I hold up three fingers. “Okay, so they wanted you tested for both alcohol and chemical substances. Oh, and one more thing. After the accident happened, did you go back inside your house for any reason?”

I shrug. “Not that I can remember. Why?”

“Because, let’s say—theoretically—that you were so shook up by what had just happened that you went inside and took a drink or another benzo to steady yourself. Or maybe you took one of each because you were so distraught.”

“I was distraught,” I tell her. “ I am .”

“Yeah, but think again. Did you go back in the house after you realized what had happened?”

“Wait. Come to think of it, yeah, I did. To get my cell phone so that I could get ahold of my wife.”

She nods approvingly. “Anyone see you do that?”

“Yeah. Some of the neighbors had come out when they heard the ambulance, saw the police cars. I was holding my little girl and had a woman from the neighborhood take her so that I could get my cell and call my wife.”

“Did you reach her?”

I shake my head. “She had turned off her phone.”

“Well, that must have made you crazy, huh? Your little boy is lying there, fighting for his life at that point. Right?” I nod.

“You need to let his mother know, but you can’t reach her.

It’s understandable that, at that point, your anxiety is so acute—so off the charts—that you might need to pop a pill or take a drink to try to hold yourself together. ”

I shake my head. “I might have, but I—”

She puts her hand up to stop me. “Like I said, I’m just talking theoretically. Because if that’s what happened, it would be helpful—something we could use.”

“What are you getting at?” I ask.

“Well, you told me you’d done a little drinking and drugging before your son got hurt.

But if you did a little more after he was injured, then whatever those blood test results are going to say, a judge might rule that they’re inadmissible.

You know, theoretically speaking.” I’m confused about what she’s saying; her expression is unreadable. “Okay, gotta go. Talk to you tomorrow.”

As I watch her hurry off, I figure it out.

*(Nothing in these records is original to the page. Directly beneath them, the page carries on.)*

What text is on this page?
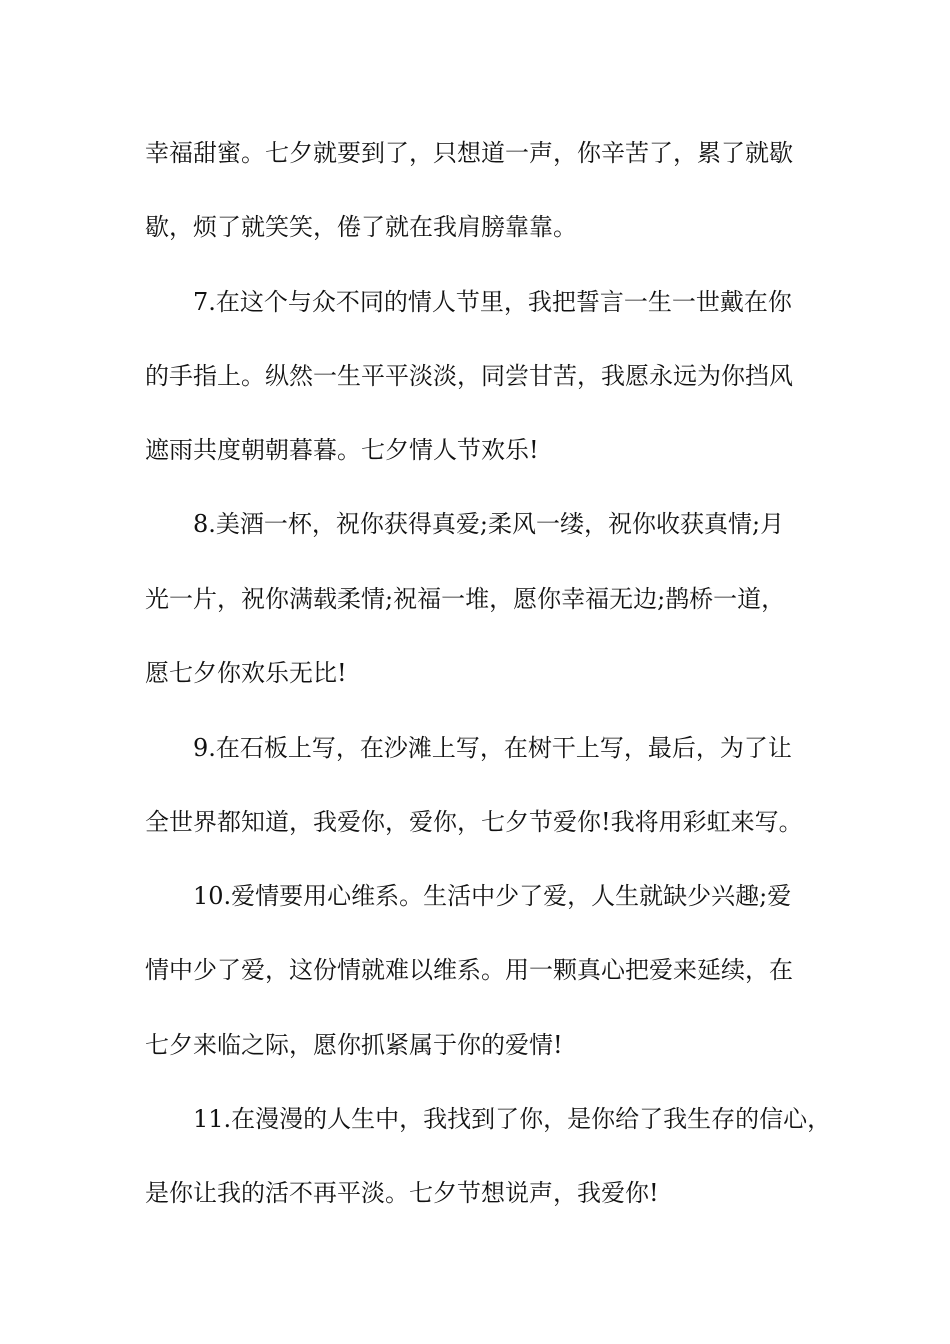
幸福甜蜜。七夕就要到了，只想道一声，你辛苦了，累了就歇
歇，烦了就笑笑，倦了就在我肩膀靠靠。
7.在这个与众不同的情人节里，我把誓言一生一世戴在你
的手指上。纵然一生平平淡淡，同尝甘苦，我愿永远为你挡风
遮雨共度朝朝暮暮。七夕情人节欢乐!
8.美酒一杯，祝你获得真爱;柔风一缕，祝你收获真情;月
光一片，祝你满载柔情;祝福一堆，愿你幸福无边;鹊桥一道，
愿七夕你欢乐无比!
9.在石板上写，在沙滩上写，在树干上写，最后，为了让
全世界都知道，我爱你，爱你，七夕节爱你!我将用彩虹来写。
10.爱情要用心维系。生活中少了爱，人生就缺少兴趣;爱
情中少了爱，这份情就难以维系。用一颗真心把爱来延续，在
七夕来临之际，愿你抓紧属于你的爱情!
11.在漫漫的人生中，我找到了你，是你给了我生存的信心，
是你让我的活不再平淡。七夕节想说声，我爱你!
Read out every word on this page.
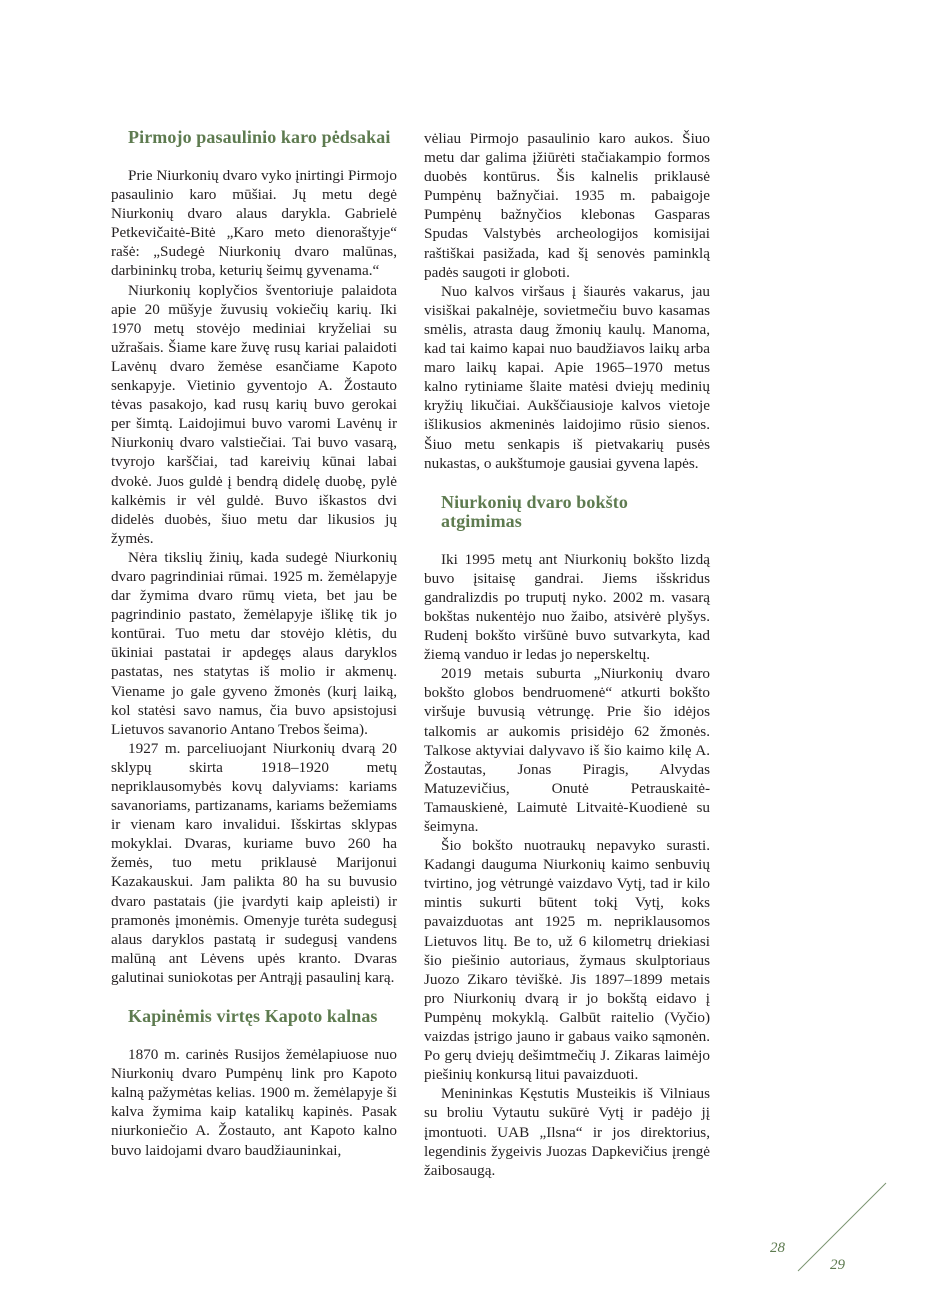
Pirmojo pasaulinio karo pėdsakai

Prie Niurkonių dvaro vyko įnirtingi Pirmojo pasaulinio karo mūšiai. Jų metu degė Niurkonių dvaro alaus darykla. Gabrielė Petkevičaitė-Bitė „Karo meto dienoraštyje“ rašė: „Sudegė Niurkonių dvaro malūnas, darbininkų troba, keturių šeimų gyvenama.“

Niurkonių koplyčios šventoriuje palaidota apie 20 mūšyje žuvusių vokiečių karių. Iki 1970 metų stovėjo mediniai kryželiai su užrašais. Šiame kare žuvę rusų kariai palaidoti Lavėnų dvaro žemėse esančiame Kapoto senkapyje. Vietinio gyventojo A. Žostauto tėvas pasakojo, kad rusų karių buvo gerokai per šimtą. Laidojimui buvo varomi Lavėnų ir Niurkonių dvaro valstiečiai. Tai buvo vasarą, tvyrojo karščiai, tad kareivių kūnai labai dvokė. Juos guldė į bendrą didelę duobę, pylė kalkėmis ir vėl guldė. Buvo iškastos dvi didelės duobės, šiuo metu dar likusios jų žymės.

Nėra tikslių žinių, kada sudegė Niurkonių dvaro pagrindiniai rūmai. 1925 m. žemėlapyje dar žymima dvaro rūmų vieta, bet jau be pagrindinio pastato, žemėlapyje išlikę tik jo kontūrai. Tuo metu dar stovėjo klėtis, du ūkiniai pastatai ir apdegęs alaus daryklos pastatas, nes statytas iš molio ir akmenų. Viename jo gale gyveno žmonės (kurį laiką, kol statėsi savo namus, čia buvo apsistojusi Lietuvos savanorio Antano Trebos šeima).

1927 m. parceliuojant Niurkonių dvarą 20 sklypų skirta 1918–1920 metų nepriklausomybės kovų dalyviams: kariams savanoriams, partizanams, kariams bežemiams ir vienam karo invalidui. Išskirtas sklypas mokyklai. Dvaras, kuriame buvo 260 ha žemės, tuo metu priklausė Marijonui Kazakauskui. Jam palikta 80 ha su buvusio dvaro pastatais (jie įvardyti kaip apleisti) ir pramonės įmonėmis. Omenyje turėta sudegusį alaus daryklos pastatą ir sudegusį vandens malūną ant Lėvens upės kranto. Dvaras galutinai suniokotas per Antrąjį pasaulinį karą.

Kapinėmis virtęs Kapoto kalnas

1870 m. carinės Rusijos žemėlapiuose nuo Niurkonių dvaro Pumpėnų link pro Kapoto kalną pažymėtas kelias. 1900 m. žemėlapyje ši kalva žymima kaip katalikų kapinės. Pasak niurkoniečio A. Žostauto, ant Kapoto kalno buvo laidojami dvaro baudžiauninkai,

vėliau Pirmojo pasaulinio karo aukos. Šiuo metu dar galima įžiūrėti stačiakampio formos duobės kontūrus. Šis kalnelis priklausė Pumpėnų bažnyčiai. 1935 m. pabaigoje Pumpėnų bažnyčios klebonas Gasparas Spudas Valstybės archeologijos komisijai raštiškai pasižada, kad šį senovės paminklą padės saugoti ir globoti.

Nuo kalvos viršaus į šiaurės vakarus, jau visiškai pakalnėje, sovietmečiu buvo kasamas smėlis, atrasta daug žmonių kaulų. Manoma, kad tai kaimo kapai nuo baudžiavos laikų arba maro laikų kapai. Apie 1965–1970 metus kalno rytiniame šlaite matėsi dviejų medinių kryžių likučiai. Aukščiausioje kalvos vietoje išlikusios akmeninės laidojimo rūsio sienos. Šiuo metu senkapis iš pietvakarių pusės nukastas, o aukštumoje gausiai gyvena lapės.

Niurkonių dvaro bokšto atgimimas

Iki 1995 metų ant Niurkonių bokšto lizdą buvo įsitaisę gandrai. Jiems išskridus gandralizdis po truputį nyko. 2002 m. vasarą bokštas nukentėjo nuo žaibo, atsivėrė plyšys. Rudenį bokšto viršūnė buvo sutvarkyta, kad žiemą vanduo ir ledas jo neperskeltų.

2019 metais suburta „Niurkonių dvaro bokšto globos bendruomenė“ atkurti bokšto viršuje buvusią vėtrungę. Prie šio idėjos talkomis ar aukomis prisidėjo 62 žmonės. Talkose aktyviai dalyvavo iš šio kaimo kilę A. Žostautas, Jonas Piragis, Alvydas Matuzevičius, Onutė Petrauskaitė-Tamauskienė, Laimutė Litvaitė-Kuodienė su šeimyna.

Šio bokšto nuotraukų nepavyko surasti. Kadangi dauguma Niurkonių kaimo senbuvių tvirtino, jog vėtrungė vaizdavo Vytį, tad ir kilo mintis sukurti būtent tokį Vytį, koks pavaizduotas ant 1925 m. nepriklausomos Lietuvos litų. Be to, už 6 kilometrų driekiasi šio piešinio autoriaus, žymaus skulptoriaus Juozo Zikaro tėviškė. Jis 1897–1899 metais pro Niurkonių dvarą ir jo bokštą eidavo į Pumpėnų mokyklą. Galbūt raitelio (Vyčio) vaizdas įstrigo jauno ir gabaus vaiko sąmonėn. Po gerų dviejų dešimtmečių J. Zikaras laimėjo piešinių konkursą litui pavaizduoti.

Menininkas Kęstutis Musteikis iš Vilniaus su broliu Vytautu sukūrė Vytį ir padėjo jį įmontuoti. UAB „Ilsna“ ir jos direktorius, legendinis žygeivis Juozas Dapkevičius įrengė žaibosaugą.

28
29
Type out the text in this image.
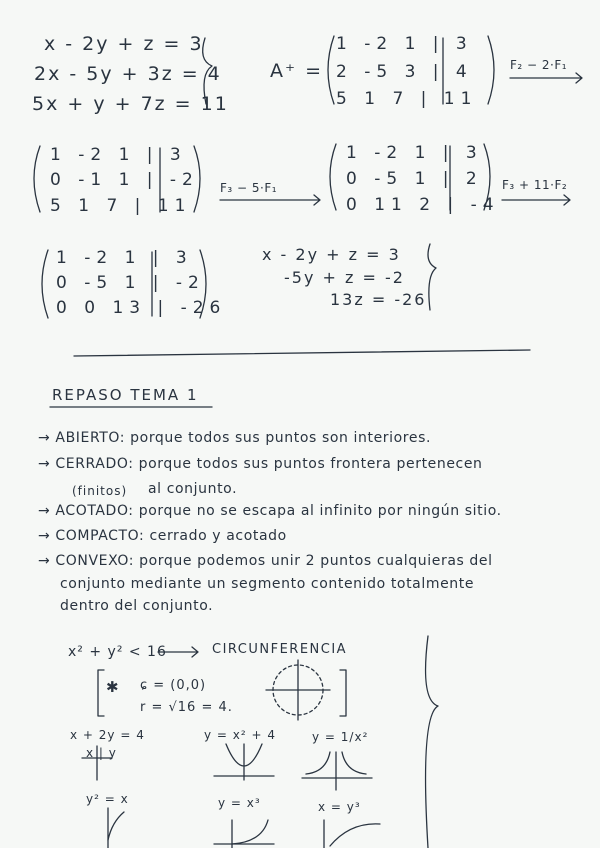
x - 2y + z = 3
2x - 5y + 3z = 4
5x + y + 7z = 11
A⁺ =
1 -2 1 | 3
2 -5 3 | 4
5 1 7 | 11
F₂ − 2·F₁
1 -2 1 | 3
0 -1 1 | -2
5 1 7 | 11
F₃ − 5·F₁
1 -2 1 | 3
0 -5 1 | 2
0 11 2 | -4
F₃ + 11·F₂
1 -2 1 | 3
0 -5 1 | -2
0 0 13 | -26
x - 2y + z = 3
-5y + z = -2
13z = -26
REPASO TEMA 1
→ ABIERTO: porque todos sus puntos son interiores.
→ CERRADO: porque todos sus puntos frontera pertenecen
(finitos) al conjunto.
→ ACOTADO: porque no se escapa al infinito por ningún sitio.
→ COMPACTO: cerrado y acotado
→ CONVEXO: porque podemos unir 2 puntos cualquieras del
conjunto mediante un segmento contenido totalmente
dentro del conjunto.
x² + y² < 16	CIRCUNFERENCIA
✱ ɕ = (0,0)
r = √16 = 4.
x + 2y = 4
x | y
y = x² + 4	y = 1/x²
y² = x	y = x³	x = y³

If I lie about what happened when I went back in the house—tell Sparks I couldn’t face the fact that I’d just critically injured my son without “fortifying” myself—then there’s a decent chance they’d have to invalidate the blood tests.

Whatever they’re planning to charge me with would be that much harder to prove.

They might even decide it wouldn’t be worth it to charge me at all.

And with no arrest hanging over my head, I’ll be motivated to drink less, cool it on the Ativan, get serious again about the job hunt.

None of that will bring Niko back, but it would be a way forward for Emily, Maisie, and me.

Tempted by Attorney Dixon’s “theoreticals” and still feeling the effects of my two a.m. alcohol binge, I walk the street for several minutes looking for my car before it hits me that I’ve taken Emily’s.

I didn’t notice before that I parked across from a diner.

I need coffee badly and I ate almost nothing the day before.

“Large coffee, cream no sugar, and a corn muffin to go,” I tell the woman at the register.

Back in the car, I stuff half of the muffin in my mouth and wash it down with a big gulp of coffee.

Take a second swig, a third. Ah, caffeine.

… Glancing at the dashboard clock, I realize that at this time yesterday, Niko was still fighting for his life.

What right do I have to be sitting here, enjoying the taste of coffee?